A possible contributing factor is dysfunction in maintaining balance. In this case, the anxiety is both well-founded and secondary. The human balance system integrates proprioceptive, vestibular and nearby visual cues to reckon position and motion.[4][5] As height increases visual cues recede and balance becomes poorer even in normal people.[6] However, most people respond by shifting to more reliance on the proprioceptive and vestibular branches of the equilibrium system.

An acrophobic, on the other hand, continues to over-rely on visual signals whether because of inadequate vestibular function or incorrect strategy. Locomotion at a high elevation requires more than normal visual processing. The visual cortex becomes overloaded resulting in confusion. Some proponents of the alternative view of acrophobia warn that it may be ill-advised to encourage acrophobics to expose themselves to height without first resolving the vestibular issues. Research is underway at several clinics.[7]

Treatment[edit | edit source]

Main article: Phobia treatment

There have been a number of promising studies into using virtual reality as a treatment for acrophobia.[8]

However, with some sufferers, the causes are unclear.

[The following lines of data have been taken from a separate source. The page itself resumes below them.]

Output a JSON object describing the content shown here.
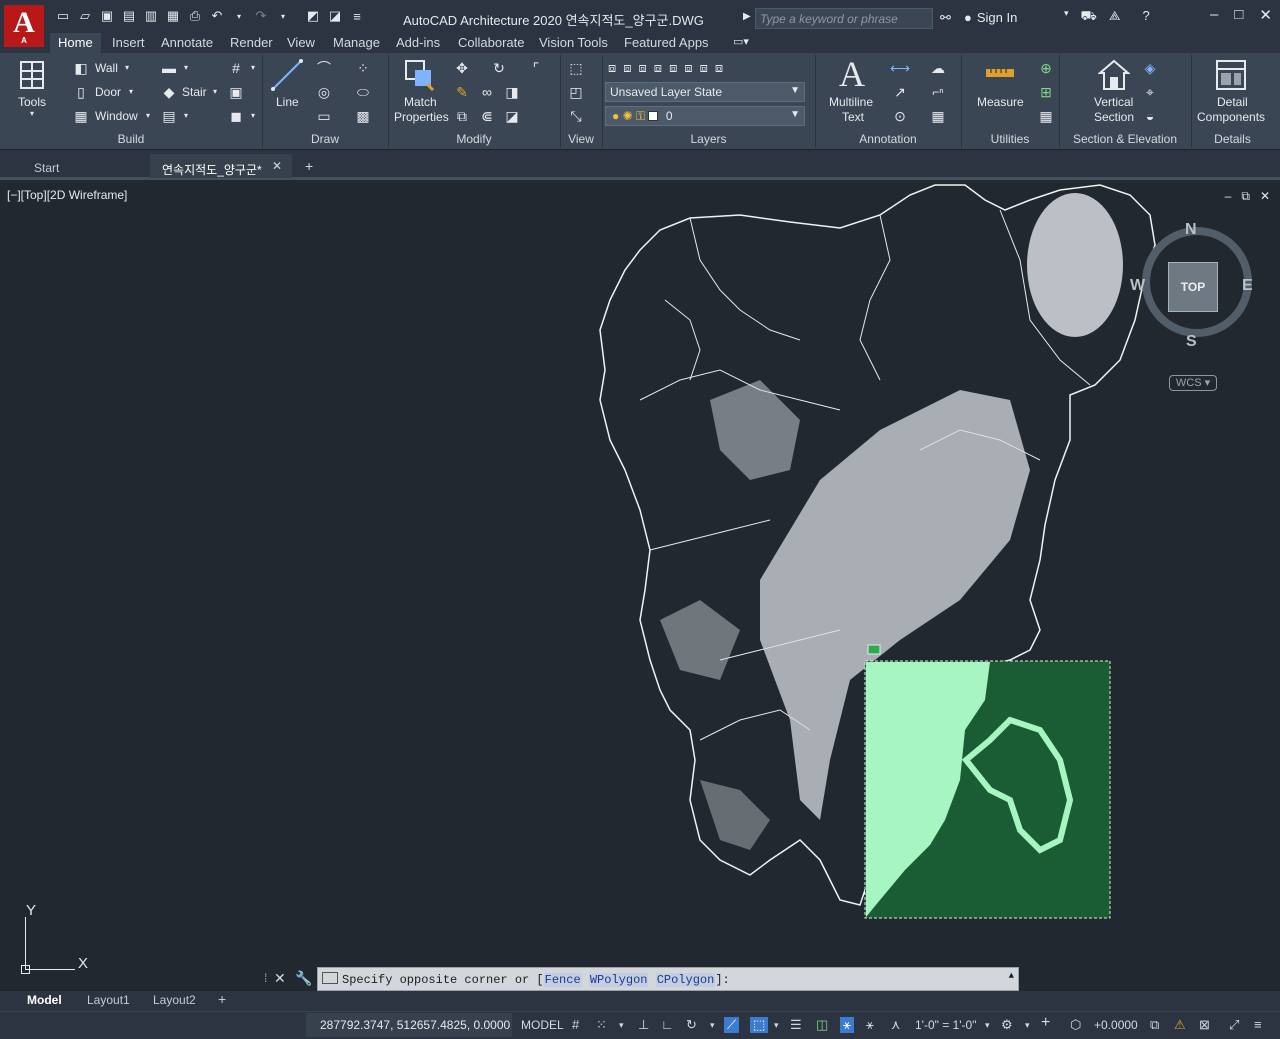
{
  "app": {
    "logo_letter": "A",
    "logo_sub": "A",
    "title": "AutoCAD Architecture 2020    연속지적도_양구군.DWG",
    "search_placeholder": "Type a keyword or phrase",
    "sign_in": "Sign In"
  },
  "ribbon_tabs": [
    "Home",
    "Insert",
    "Annotate",
    "Render",
    "View",
    "Manage",
    "Add-ins",
    "Collaborate",
    "Vision Tools",
    "Featured Apps"
  ],
  "ribbon": {
    "tools_label": "Tools",
    "wall_label": "Wall",
    "door_label": "Door",
    "window_label": "Window",
    "stair_label": "Stair",
    "build_title": "Build",
    "line_label": "Line",
    "draw_title": "Draw",
    "match_label": "Match",
    "properties_label": "Properties",
    "modify_title": "Modify",
    "view_title": "View",
    "layer_state": "Unsaved Layer State",
    "layer_current": "0",
    "layers_title": "Layers",
    "multiline_label": "Multiline",
    "text_label": "Text",
    "annotation_title": "Annotation",
    "measure_label": "Measure",
    "utilities_title": "Utilities",
    "vertical_label": "Vertical",
    "section_label": "Section",
    "section_elevation_title": "Section & Elevation",
    "detail_label": "Detail",
    "components_label": "Components",
    "details_title": "Details"
  },
  "doc_tabs": {
    "start": "Start",
    "active": "연속지적도_양구군*"
  },
  "viewport": {
    "label": "[−][Top][2D Wireframe]"
  },
  "viewcube": {
    "face": "TOP",
    "north": "N",
    "south": "S",
    "east": "E",
    "west": "W",
    "wcs": "WCS"
  },
  "ucs": {
    "x": "X",
    "y": "Y"
  },
  "command": {
    "prompt": "Specify opposite corner or [",
    "opt1_hot": "F",
    "opt1_rest": "ence",
    "opt2_hot": "WP",
    "opt2_rest": "olygon",
    "opt3_hot": "CP",
    "opt3_rest": "olygon",
    "end": "]:"
  },
  "layout_tabs": [
    "Model",
    "Layout1",
    "Layout2"
  ],
  "status": {
    "coords": "287792.3747, 512657.4825, 0.0000",
    "model": "MODEL",
    "scale": "1'-0\" = 1'-0\"",
    "elevation": "+0.0000"
  },
  "colors": {
    "canvas_bg": "#212830",
    "window_fill": "#1a5c33",
    "window_highlight": "#a7f5c0",
    "accent": "#3b7bd0"
  }
}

See also[edit | edit source]

References[edit | edit source]

  1. Juan, M. C., et al. (2005). An Augmented Reality system for the treatment of acrophobia. Presence: 315–318.
  2. Menzies, RG, Clarke, JC. (1995). The etiology of acrophobia and its relationship to severity and individual response patterns. Behaviour Research and Therapy 33 (31): 499–501. 7677717.
  3. Gibson, E. J., Walk, R. D. (1960). The "visual cliff". Scientific American (202).
  4. Furman, Joseph M (May 2005). Acrophobia and pathological height vertigo: indications for vestibular physical therapy?. Physical Therapy.
  5. Jacob, Rolf G, Woody, Shelia R; Clark, Duncan B. et al. (December 1993). Discomfort with space and motion: A possible marker of vestibular dysfunction assessed by the situational characteristics questionnaire. Journal of Psychopathology and Behavioral Assessment 15 (4): 299–324.
  6. Brandt, T, F Arnold, W Bles, T S Kapteyn (89). The mechanism of physiological height vertigo. I. Theoretical approach and psychophysics. Acta Otolaryngol (5-6).
  7. Whitney, SL, Jacob, Rolf G; Sparto, BG (May 2005). Acrophobia and pathological height vertigo: indications for vestibular physical therapy?. Physical Therapy 85 (5): 443–458.
  8. Emmelkamp, Paul, Mary Bruynzeel, Leonie Drost, Charles A. P. G van der Mast (1 June 2001). Virtual Reality Treatment in Acrophobia: A Comparison with Exposure in Vivo. CyberPsychology & Behavior 4 (3): 335–339.